Plexus

‘Plexus’ is a photographic case study through archival still lifes, highlighting the effects of inherited trauma and postmemory, and providing a familiar terrain to explore the influence of the family in the discovery of psychological and cultural processes within history. In this work, I investigate the complex routes of my ancestors using my family home and archive. Finding documents and artifacts which lost their history and became indecipherable, I add my own narrative to what is left unknown, to create a metaphor transgressing personal and national boundaries.

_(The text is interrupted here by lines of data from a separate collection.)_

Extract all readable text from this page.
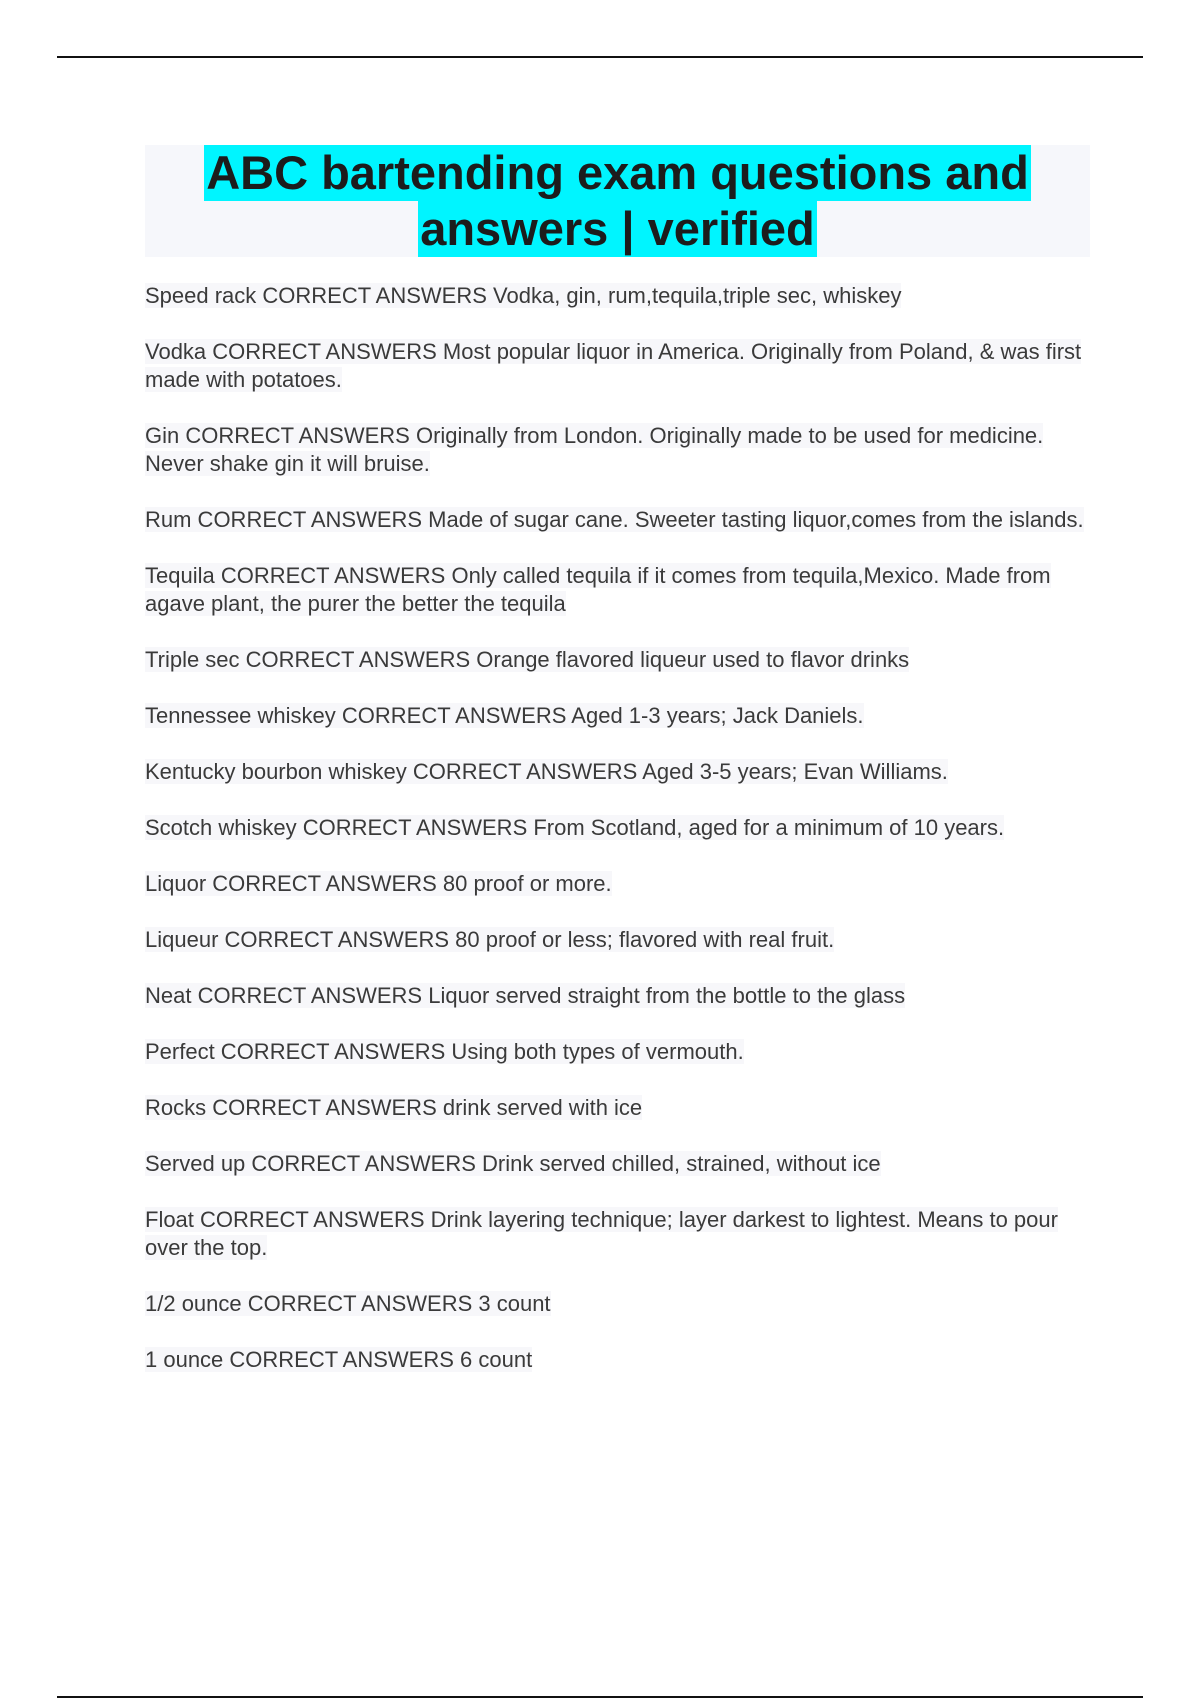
ABC bartending exam questions and
answers | verified

Speed rack CORRECT ANSWERS Vodka, gin, rum,tequila,triple sec, whiskey

Vodka CORRECT ANSWERS Most popular liquor in America. Originally from Poland, & was first made with potatoes.

Gin CORRECT ANSWERS Originally from London. Originally made to be used for medicine. Never shake gin it will bruise.

Rum CORRECT ANSWERS Made of sugar cane. Sweeter tasting liquor,comes from the islands.

Tequila CORRECT ANSWERS Only called tequila if it comes from tequila,Mexico. Made from agave plant, the purer the better the tequila

Triple sec CORRECT ANSWERS Orange flavored liqueur used to flavor drinks

Tennessee whiskey CORRECT ANSWERS Aged 1-3 years; Jack Daniels.

Kentucky bourbon whiskey CORRECT ANSWERS Aged 3-5 years; Evan Williams.

Scotch whiskey CORRECT ANSWERS From Scotland, aged for a minimum of 10 years.

Liquor CORRECT ANSWERS 80 proof or more.

Liqueur CORRECT ANSWERS 80 proof or less; flavored with real fruit.

Neat CORRECT ANSWERS Liquor served straight from the bottle to the glass

Perfect CORRECT ANSWERS Using both types of vermouth.

Rocks CORRECT ANSWERS drink served with ice

Served up CORRECT ANSWERS Drink served chilled, strained, without ice

Float CORRECT ANSWERS Drink layering technique; layer darkest to lightest. Means to pour over the top.

1/2 ounce CORRECT ANSWERS 3 count

1 ounce CORRECT ANSWERS 6 count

When trying to put these found fragments together, the term 'remembering' becomes literal: I piece together the limbs of a body of events I have never fully seen or experienced, to understand the past, the present, and ultimately, the impact this kind of baggage has had on myself, the people around me, and the viewers alike. I use the objects and architecture of the house as parabolic proxies, turning them into gates connecting the past and the present. This creation of dream-like environments and symbols interlinks all that is remembered and simultaneously forgotten.

Even though history never repeats in the same way, I can observe cyclical patterns reappearing, and catch myself repeating the behaviours of my mother and grandmother that so greatly ended up influencing me. With this body of work, I want to raise awareness for the aftermaths of conflicts generations later and examine how collective memory is shaped and influenced. Creating a new sense of identity through confronting the past, spanning across four generations, provides grounds for a detailed investigation of postmemory, mental health, war, and history.